# 7 Things You Should Never Compost



## Kimberly (Mar 15, 2011)

I'm pretty sure you can put meat in a NatureMill composter


----------



## Tee (Mar 26, 2009)

Hi Kimberly - I'm not familiar with the NatureMill composter since I've never used it, but I'd still be very skeptical about composting any meats. I still think it's better to stick with vegetation and other commonly acceptable items.


----------



## EddieK (Aug 11, 2011)

I have read that #7 plastic is biodegradable and can therefore be put in the compost bin. Is that correct?


----------



## Tee (Mar 26, 2009)

Hi Eddie - I'm not super familiar with #7 plastic, but I have read that some types of it contain BPA. I don't think any type of plastic should be added to compost. It is always best to stick with organic materials.


----------



## Angel (Jan 14, 2012)

I am puzzled by this......hopefully you can advise!

I am involved with a city garden, with several people. 
We are growing our vegetables without herbicides/pesticides.

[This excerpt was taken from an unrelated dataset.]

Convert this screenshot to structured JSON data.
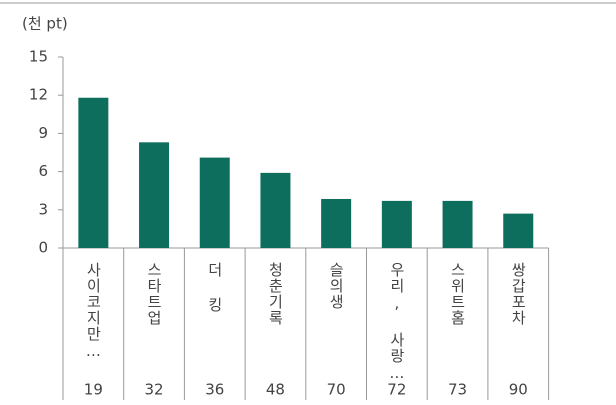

We all bring our fruit/veg scrap, etc. for the compost.

The question is this; if we put scraps from produce (or other products like tea,) that had been treated with pest/herbicides, won't these then end up in our finished product?
One member insists that they will break down by the time the compost is ready to use......what do you think?

grazie mille =D


----------



## Tee (Mar 26, 2009)

Hi Angel,

You are correct. If the items you place in your compost have been treated with a pesticide or any other chemical there's a very high chance those chemicals will be present in the finished compost.

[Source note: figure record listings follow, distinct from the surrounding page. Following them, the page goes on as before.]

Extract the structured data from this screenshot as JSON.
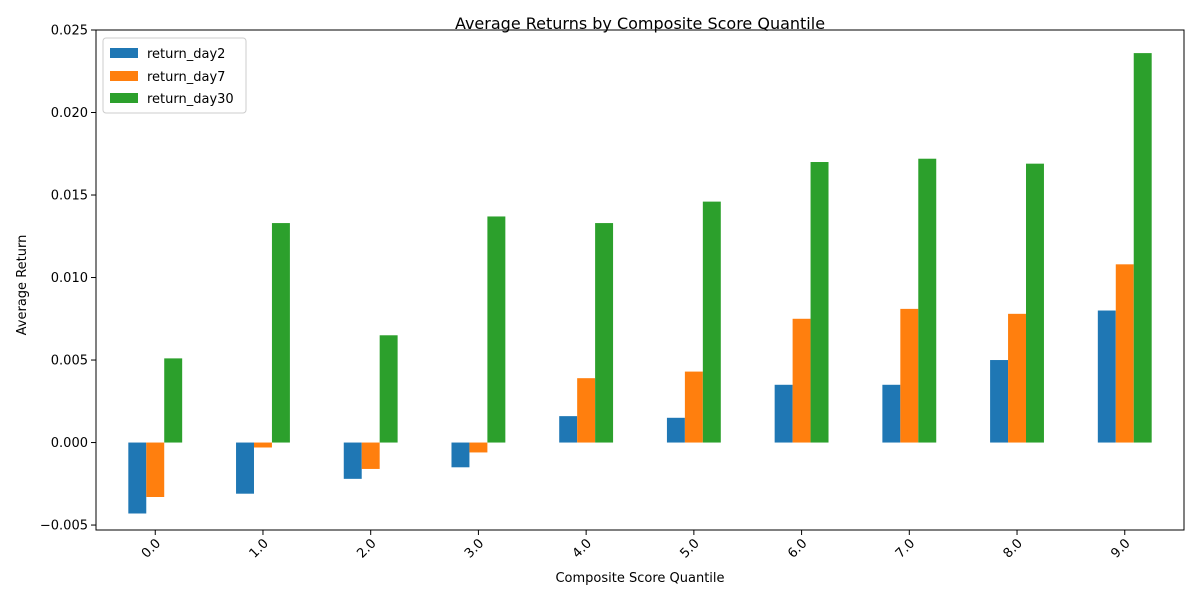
{
  "chart_data": {
    "type": "bar",
    "title": "Average Returns by Composite Score Quantile",
    "xlabel": "Composite Score Quantile",
    "ylabel": "Average Return",
    "categories": [
      "0.0",
      "1.0",
      "2.0",
      "3.0",
      "4.0",
      "5.0",
      "6.0",
      "7.0",
      "8.0",
      "9.0"
    ],
    "series": [
      {
        "name": "return_day2",
        "color": "#1f77b4",
        "values": [
          -0.0043,
          -0.0031,
          -0.0022,
          -0.0015,
          0.0016,
          0.0015,
          0.0035,
          0.0035,
          0.005,
          0.008
        ]
      },
      {
        "name": "return_day7",
        "color": "#ff7f0e",
        "values": [
          -0.0033,
          -0.0003,
          -0.0016,
          -0.0006,
          0.0039,
          0.0043,
          0.0075,
          0.0081,
          0.0078,
          0.0108
        ]
      },
      {
        "name": "return_day30",
        "color": "#2ca02c",
        "values": [
          0.0051,
          0.0133,
          0.0065,
          0.0137,
          0.0133,
          0.0146,
          0.017,
          0.0172,
          0.0169,
          0.0236
        ]
      }
    ],
    "ylim": [
      -0.0053,
      0.025
    ],
    "yticks": [
      "−0.005",
      "0.000",
      "0.005",
      "0.010",
      "0.015",
      "0.020",
      "0.025"
    ],
    "ytick_values": [
      -0.005,
      0,
      0.005,
      0.01,
      0.015,
      0.02,
      0.025
    ],
    "legend_placement": "top-left",
    "grid": false
  }
}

I would recommend using materials that have not been treated by herbicides or pesticides. It's safer to avoid those in any part of your garden especially the compost. If there are residual pesticides in your compost you could end up with a bunch of dead plants. 

I hope this helps and thanks for your comment!


----------



## sandy (Jul 22, 2012)

I used to use newspaper between the rows to control weeds and hold in moisture (we have very sandy soil, no pun intended) and this year I discovered some heavier brown paper at Menards that seems to be doing a good job. What do you think? Can I till it under this fall. ?


----------